Hello again,
Mathematically a sine wave with no phase shift can be represented as:
V(t)=A*sin(w*t)
The rate of change of this is:
dv/dt=w*A*cos(w*t)
and one place where the rate of change is maximum is at t=0 so we end up with:
dv/dt=w*A
Since w=2*pi*f we have:
dv/dt=2*pi*f*A
and this means that the max dv/dt with an op amp is when:
2*pi*f*A=sr
where sr is the slew rate in volts per second.
Since the slew rate is usually given in volts per microsecond we can change this to:
2*pi*f*A=sr*1000000
and that is with sr in volts per microsecond.
Since the LM358 has a slew rate of about 0.5v/us we end up with:
2*pi*f*A=500000
and dividing by 2*pi we end up with:
f*A=79577
We can then easily calculate the maximum amplitude A knowing the maximum frequency f:
A=79577/f
Knowing the max frequency is 20000Hz we end up with:
A=79577/20000
which of course equals 3.98 volts, and since A is in peak volts that is 3.98 volts peak which is about 4 volts peak which is 8 volts peak to peak.
This of course assumes that you have a supply voltage that can actually allow that voltage output. For the LM358 the output can swing close to the negative rail but the positive output can only get within about 1.5v of the positive rail. This means for a dual power supply circuit you would need a negative supply rail of a minimum of -4 volts and a positive rail of a minimum of +5.5 volts, or a single rail power supply of 9.5 volts in order to put out the maximum at 20kHz.
Now we can also calculate the minimum slew rate needed to attain a certain peak output voltage.
Starting again with:
2*pi*f*A=1000000.0*sr (and sr in units of volts per microsecond again)
and solving for sr we get:
sr=2*pi*f*A/1000000
if we wanted a peak output of 8 volts at 20000Hz then we end up with:
sr=2*pi*20000*8/1000000
which of course comes out to:
sr=1 volt per microsecond.
This follows from the fact that it is a simple linear expression, so if we got 4 volts peak from 0.5v/us then it follows that we should be able to get 8 volts peak from 1v/us.
In reality though we might want to go a little higher than that for practical purposes.1.5v/us or 2v/us should get us there.
It should also be pointed out that the maximum output is still limited by the power supply voltages. This means we need at the very least a plus and minus 8v power supply, or 16v single supply, but that only works with a true rail to rail output op amp. Since most op amps drop at least a little, like 0.1 volts with any current, we probably need at least plus and minus 8.5 volts as a min.

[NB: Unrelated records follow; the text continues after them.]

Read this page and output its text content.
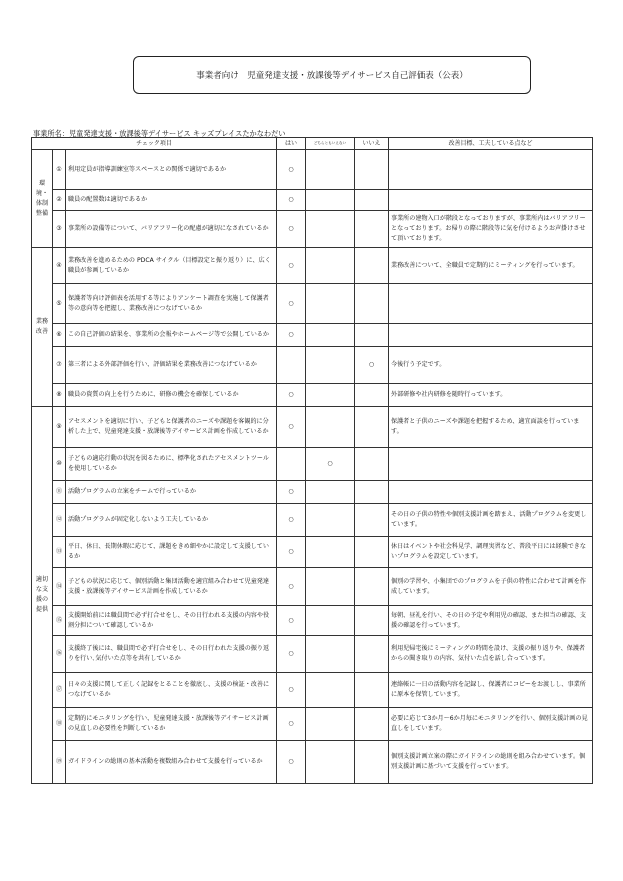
事業者向け　児童発達支援・放課後等デイサービス自己評価表（公表）
事業所名：児童発達支援・放課後等デイサービス キッズプレイスたかなわだい
チェック項目			はい	どちらともいえない	いいえ	改善目標、工夫している点など
環境・体制整備	①	利用定員が指導訓練室等スペースとの関係で適切であるか	○			
	②	職員の配置数は適切であるか	○			
	③	事業所の設備等について、バリアフリー化の配慮が適切になされているか	○			事業所の建物入口が階段となっておりますが、事業所内はバリアフリーとなっております。お帰りの際に階段等に気を付けるようお声掛けさせて頂いております。
業務改善	④	業務改善を進めるための PDCA サイクル（目標設定と振り返り）に、広く職員が参画しているか	○			業務改善について、全職員で定期的にミーティングを行っています。
	⑤	保護者等向け評価表を活用する等によりアンケート調査を実施して保護者等の意向等を把握し、業務改善につなげているか	○			
	⑥	この自己評価の結果を、事業所の会報やホームページ等で公開しているか	○			
	⑦	第三者による外部評価を行い、評価結果を業務改善につなげているか			○	今後行う予定です。
	⑧	職員の資質の向上を行うために、研修の機会を確保しているか	○			外部研修や社内研修を随時行っています。
適切な支援の提供	⑨	アセスメントを適切に行い、子どもと保護者のニーズや課題を客観的に分析した上で、児童発達支援・放課後等デイサービス計画を作成しているか	○			保護者と子供のニーズや課題を把握するため、適宜面談を行っています。
	⑩	子どもの適応行動の状況を図るために、標準化されたアセスメントツールを使用しているか		○		
	⑪	活動プログラムの立案をチームで行っているか	○			
	⑫	活動プログラムが固定化しないよう工夫しているか	○			その日の子供の特性や個別支援計画を踏まえ、活動プログラムを変更しています。
	⑬	平日、休日、長期休暇に応じて、課題をきめ細やかに設定して支援しているか	○			休日はイベントや社会科見学、調理実習など、普段平日には経験できないプログラムを設定しています。
	⑭	子どもの状況に応じて、個別活動と集団活動を適宜組み合わせて児童発達支援・放課後等デイサービス計画を作成しているか	○			個別の学習や、小集団でのプログラムを子供の特性に合わせて計画を作成しています。
	⑮	支援開始前には職員間で必ず打合せをし、その日行われる支援の内容や役割分担について確認しているか	○			毎朝、昼礼を行い、その日の予定や利用児の確認、また担当の確認、支援の確認を行っています。
	⑯	支援終了後には、職員間で必ず打合せをし、その日行われた支援の振り返りを行い､気付いた点等を共有しているか	○			利用児帰宅後にミーティングの時間を設け、支援の振り返りや、保護者からの聞き取りの内容、気付いた点を話し合っています。
	⑰	日々の支援に関して正しく記録をとることを徹底し、支援の検証・改善につなげているか	○			連絡帳に一日の活動内容を記録し、保護者にコピーをお渡しし、事業所に原本を保管しています。
	⑱	定期的にモニタリングを行い、児童発達支援・放課後等デイサービス計画の見直しの必要性を判断しているか	○			必要に応じて3か月～6か月毎にモニタリングを行い、個別支援計画の見直しをしています。
	⑲	ガイドラインの総則の基本活動を複数組み合わせて支援を行っているか	○			個別支援計画立案の際にガイドラインの総則を組み合わせています。個別支援計画に基づいて支援を行っています。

For the LM358 though, the positive rail has to be at least 1.5 volts higher, so we would need a supply with about -8.5 volts and +9.5 volts to ensure proper operation.
Some op amps can not get very close to either rail, so the min supply voltages then have to be higher by an amount that includes that overhead voltage:
+Vs=A+VohP
-Vs=A-VohN
where +Vs is the required positive rail voltage, and -Vs is the required negative rail voltage, and VohP is the positive rail overhead voltage, and VohN is the negative rail overhead voltage. For the LM358 the negative rail overhead should be taken as about 0.1 volts, and for the positive overhead voltage should be 1.5 volts.